Now, there are a few things happening here. The person making the claim was Adam Posen and he ceased to be part of the MPC in 2012. He now runs the Washington thinktank ‘The Peterson Institute’ which describes itself as “..an independent nonprofit, nonpartisan research organization dedicated to strengthening prosperity and human welfare in the global economy through expert analysis and practical policy solutions.”

It has recently won the ‘Best Economic and Financial Affairs Think Tank’ award from Prospect magazine, which is centrist in its political economy outlook, so it let’s assume that it isn’t a home for extreme economic views.

Now, this might just be an example of a Think Tank doing what we kind of expect it to do, provocatively thinking (and saying) the ‘unthinkable’ in order to prompt us all to…well, think …..but much more creatively than perhaps we otherwise would have done about the challenges at hand.

The phrase ‘duty bound’ is also interesting. It hints at ethics and higher purpose, as opposed to a purely technocratic role for the Bank. That ethics and sense of higher purpose is, I am sure a motivator to many of the Bank staff, but it isn’t explicitly part of its prescribed role or functions.

The introduction of the idea that the Bank needs to ‘tame’ inflation is also provocative in that it almost positions inflation as some kind of sentient economic entity which is out of control and needs to be civilised; and implicitly implies that controlled inflation has a beneficial economic impact. Inflation has been likened to a force for disorder or entropy in the economic system and something which helps to keep it dynamic and flexible – if it operates within limits.

And UKHMG has told the Bank what those limits are, inflation should, over the medium to longer-term, be at or around 2% per annum. It peaked in March at 7% and with the impact of Brexit and the war in Ukraine looks likely to be on an upward trajectory for the immediate future.

That trajectory is doubtless, what so concerns Mr Posen and many others, and they are right to be concerned about high and rising inflation. History shows us many examples of how politically destabilising very high inflation can be. But it also shows us how politically and societally destabilising severe recessions can be.

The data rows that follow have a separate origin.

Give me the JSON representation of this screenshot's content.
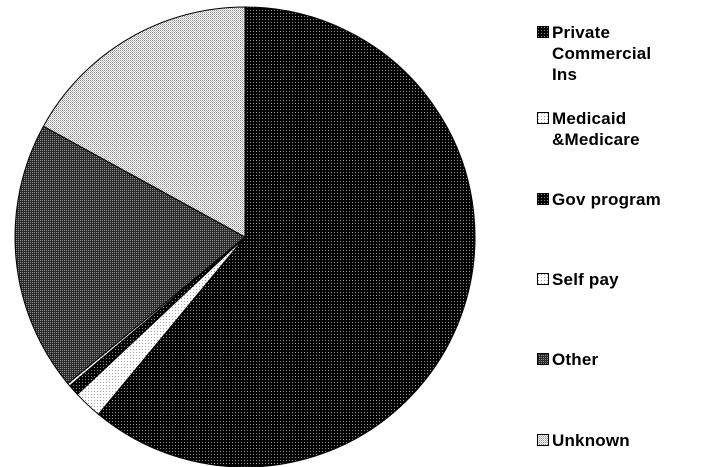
{
  "chart_data": {
    "type": "pie",
    "title": "",
    "start_angle_deg": 0,
    "direction": "clockwise",
    "slices": [
      {
        "label": "Private\nCommercial\nIns",
        "value": 61.0,
        "pattern": "dots-dark"
      },
      {
        "label": "Medicaid\n&Medicare",
        "value": 2.0,
        "pattern": "dots-light"
      },
      {
        "label": "Gov program",
        "value": 0.8,
        "pattern": "dots-dark"
      },
      {
        "label": "Self pay",
        "value": 0.2,
        "pattern": "dots-light"
      },
      {
        "label": "Other",
        "value": 19.0,
        "pattern": "dots-mid"
      },
      {
        "label": "Unknown",
        "value": 17.0,
        "pattern": "dots-lighter"
      }
    ],
    "legend_position": "right"
  },
  "colors": {
    "dots-dark": "#000000",
    "dots-light": "#ffffff",
    "dots-mid": "#3a3a3a",
    "dots-lighter": "#c8c8c8"
  }
}
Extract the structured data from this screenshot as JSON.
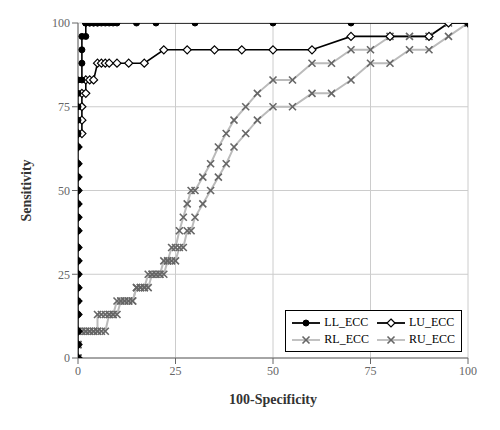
{
  "chart_data": {
    "type": "line",
    "xlabel": "100-Specificity",
    "ylabel": "Sensitivity",
    "xlim": [
      0,
      100
    ],
    "ylim": [
      0,
      100
    ],
    "xticks": [
      0,
      25,
      50,
      75,
      100
    ],
    "yticks": [
      0,
      25,
      50,
      75,
      100
    ],
    "grid": true,
    "legend": "lower right",
    "series": [
      {
        "name": "LL_ECC",
        "color": "#000000",
        "marker": "circle",
        "line_style": "solid",
        "x": [
          0,
          0,
          0,
          0,
          0,
          0,
          0,
          0,
          0,
          0,
          0,
          0,
          0,
          0,
          0,
          0,
          0,
          0,
          0,
          0,
          0,
          1,
          1,
          1,
          1,
          2,
          2,
          2,
          2,
          2,
          3,
          3,
          4,
          4,
          5,
          5,
          6,
          7,
          8,
          9,
          10,
          15,
          20,
          30,
          50,
          70,
          100
        ],
        "values": [
          0,
          4,
          8,
          13,
          17,
          21,
          25,
          29,
          33,
          38,
          42,
          46,
          50,
          54,
          58,
          63,
          67,
          71,
          75,
          79,
          83,
          83,
          88,
          92,
          96,
          96,
          100,
          100,
          100,
          100,
          100,
          100,
          100,
          100,
          100,
          100,
          100,
          100,
          100,
          100,
          100,
          100,
          100,
          100,
          100,
          100,
          100
        ]
      },
      {
        "name": "LU_ECC",
        "color": "#000000",
        "marker": "diamond",
        "line_style": "solid",
        "x": [
          0,
          0,
          0,
          0,
          0,
          0,
          0,
          0,
          0,
          0,
          0,
          0,
          0,
          0,
          0,
          0,
          0,
          1,
          1,
          1,
          1,
          2,
          2,
          3,
          4,
          5,
          6,
          7,
          8,
          10,
          13,
          17,
          22,
          28,
          35,
          42,
          50,
          60,
          70,
          80,
          90,
          95,
          100
        ],
        "values": [
          0,
          4,
          8,
          13,
          17,
          21,
          25,
          29,
          33,
          38,
          42,
          46,
          50,
          54,
          58,
          63,
          67,
          67,
          71,
          75,
          79,
          79,
          83,
          83,
          83,
          88,
          88,
          88,
          88,
          88,
          88,
          88,
          92,
          92,
          92,
          92,
          92,
          92,
          96,
          96,
          96,
          100,
          100
        ]
      },
      {
        "name": "RL_ECC",
        "color": "#bbbbbb",
        "marker": "x",
        "line_style": "solid",
        "x": [
          0,
          0,
          0,
          1,
          2,
          3,
          4,
          5,
          5,
          6,
          7,
          8,
          9,
          10,
          11,
          12,
          13,
          14,
          15,
          16,
          17,
          18,
          19,
          20,
          21,
          22,
          23,
          24,
          25,
          26,
          27,
          28,
          29,
          30,
          32,
          34,
          36,
          38,
          40,
          43,
          46,
          50,
          55,
          60,
          65,
          70,
          75,
          80,
          85,
          90,
          95,
          100
        ],
        "values": [
          0,
          4,
          8,
          8,
          8,
          8,
          8,
          8,
          13,
          13,
          13,
          13,
          13,
          17,
          17,
          17,
          17,
          17,
          21,
          21,
          21,
          21,
          25,
          25,
          25,
          29,
          29,
          33,
          33,
          38,
          42,
          46,
          50,
          50,
          54,
          58,
          63,
          67,
          71,
          75,
          79,
          83,
          83,
          88,
          88,
          92,
          92,
          96,
          96,
          96,
          100,
          100
        ]
      },
      {
        "name": "RU_ECC",
        "color": "#bbbbbb",
        "marker": "x",
        "line_style": "solid",
        "x": [
          0,
          0,
          0,
          1,
          2,
          3,
          4,
          5,
          6,
          7,
          8,
          9,
          10,
          11,
          12,
          13,
          14,
          15,
          16,
          17,
          18,
          19,
          20,
          21,
          22,
          23,
          24,
          25,
          26,
          27,
          28,
          29,
          30,
          32,
          34,
          36,
          38,
          40,
          43,
          46,
          50,
          55,
          60,
          65,
          70,
          75,
          80,
          85,
          90,
          95,
          100
        ],
        "values": [
          0,
          4,
          8,
          8,
          8,
          8,
          8,
          8,
          8,
          8,
          13,
          13,
          13,
          17,
          17,
          17,
          17,
          21,
          21,
          21,
          25,
          25,
          25,
          25,
          25,
          29,
          29,
          29,
          33,
          33,
          38,
          38,
          42,
          46,
          50,
          54,
          58,
          63,
          67,
          71,
          75,
          75,
          79,
          79,
          83,
          88,
          88,
          92,
          92,
          96,
          100
        ]
      }
    ]
  }
}
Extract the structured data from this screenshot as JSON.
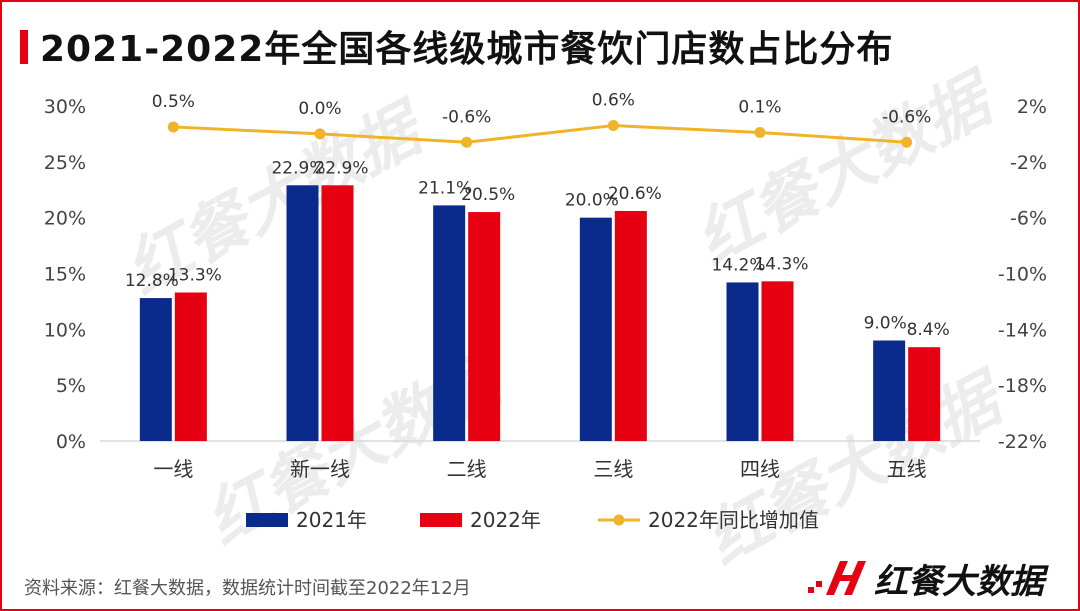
{
  "title": "2021-2022年全国各线级城市餐饮门店数占比分布",
  "source": "资料来源：红餐大数据，数据统计时间截至2022年12月",
  "brand": {
    "name": "红餐大数据",
    "watermark": "红餐大数据"
  },
  "colors": {
    "series2021": "#0a2a8c",
    "series2022": "#e60012",
    "line": "#f0b429",
    "accent": "#e60012"
  },
  "chart_data": {
    "type": "bar",
    "title": "2021-2022年全国各线级城市餐饮门店数占比分布",
    "categories": [
      "一线",
      "新一线",
      "二线",
      "三线",
      "四线",
      "五线"
    ],
    "series": [
      {
        "name": "2021年",
        "type": "bar",
        "axis": "left",
        "values": [
          12.8,
          22.9,
          21.1,
          20.0,
          14.2,
          9.0
        ],
        "labels": [
          "12.8%",
          "22.9%",
          "21.1%",
          "20.0%",
          "14.2%",
          "9.0%"
        ]
      },
      {
        "name": "2022年",
        "type": "bar",
        "axis": "left",
        "values": [
          13.3,
          22.9,
          20.5,
          20.6,
          14.3,
          8.4
        ],
        "labels": [
          "13.3%",
          "22.9%",
          "20.5%",
          "20.6%",
          "14.3%",
          "8.4%"
        ]
      },
      {
        "name": "2022年同比增加值",
        "type": "line",
        "axis": "right",
        "values": [
          0.5,
          0.0,
          -0.6,
          0.6,
          0.1,
          -0.6
        ],
        "labels": [
          "0.5%",
          "0.0%",
          "-0.6%",
          "0.6%",
          "0.1%",
          "-0.6%"
        ]
      }
    ],
    "yleft": {
      "range": [
        0,
        30
      ],
      "ticks": [
        0,
        5,
        10,
        15,
        20,
        25,
        30
      ],
      "tick_labels": [
        "0%",
        "5%",
        "10%",
        "15%",
        "20%",
        "25%",
        "30%"
      ]
    },
    "yright": {
      "range": [
        -22,
        2
      ],
      "ticks": [
        -22,
        -18,
        -14,
        -10,
        -6,
        -2,
        2
      ],
      "tick_labels": [
        "-22%",
        "-18%",
        "-14%",
        "-10%",
        "-6%",
        "-2%",
        "2%"
      ]
    },
    "legend": {
      "position": "bottom",
      "entries": [
        "2021年",
        "2022年",
        "2022年同比增加值"
      ]
    },
    "grid": false
  }
}
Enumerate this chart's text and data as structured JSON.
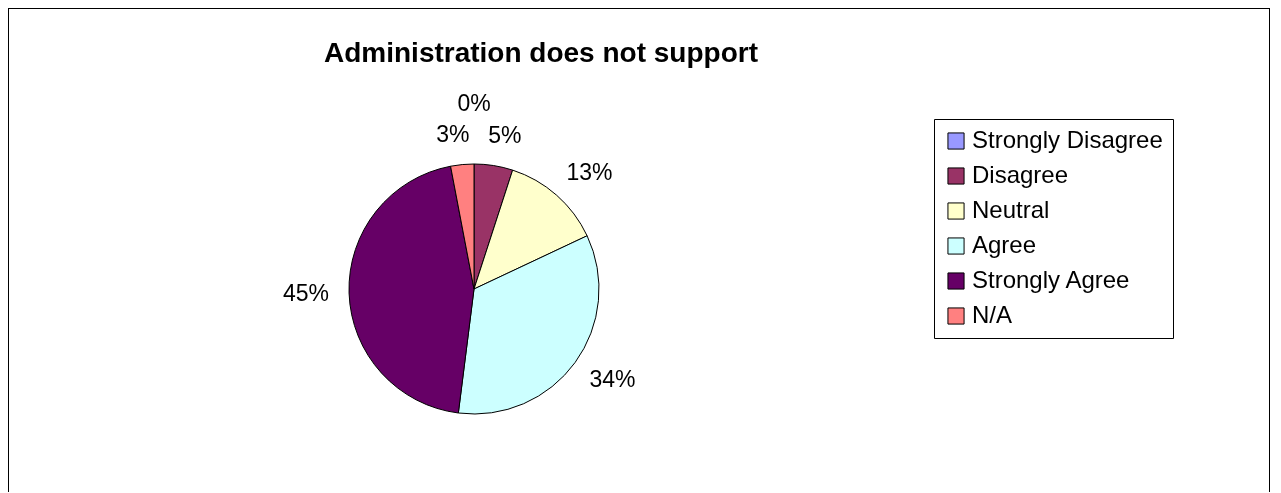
{
  "chart_data": {
    "type": "pie",
    "title": "Administration does not support",
    "categories": [
      "Strongly Disagree",
      "Disagree",
      "Neutral",
      "Agree",
      "Strongly Agree",
      "N/A"
    ],
    "values": [
      0,
      5,
      13,
      34,
      45,
      3
    ],
    "colors": [
      "#9999ff",
      "#993366",
      "#ffffcc",
      "#ccffff",
      "#660066",
      "#ff8080"
    ],
    "value_labels": [
      "0%",
      "5%",
      "13%",
      "34%",
      "45%",
      "3%"
    ],
    "legend": "right"
  }
}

It is worth bearing in mind (again, harking back to the recession of 2008 onwards) that voices calling out for ‘tough love’ and ‘painful but necessary medicine’ are usually not on the receiving end of that love or medicine.

But what exactly can the Bank do about the inflationary pressures we are under given that, by its own admission, these are principally imported, i.e UK inflation is not being driven by specific aspects of the UK economy such as excessive pay rises? How will a significant hike in Base rates or, even worse, crystallising a recession help reduce these external inflationary pressures?

We all recognise the challenges facing the UK economy, with imported inflation, post-Brexit labour shortages, continued low levels of productivity and reduced levels of foreign investment. But to deliberately bring about recession through a material increase in base rates and that to be the desired outcome, not an ‘unfortunate by product’ may seem to many like the perfect practical illustration of using a sledgehammer to crack a nut. It could, at worst, be the economic policy equivalent of trepanning.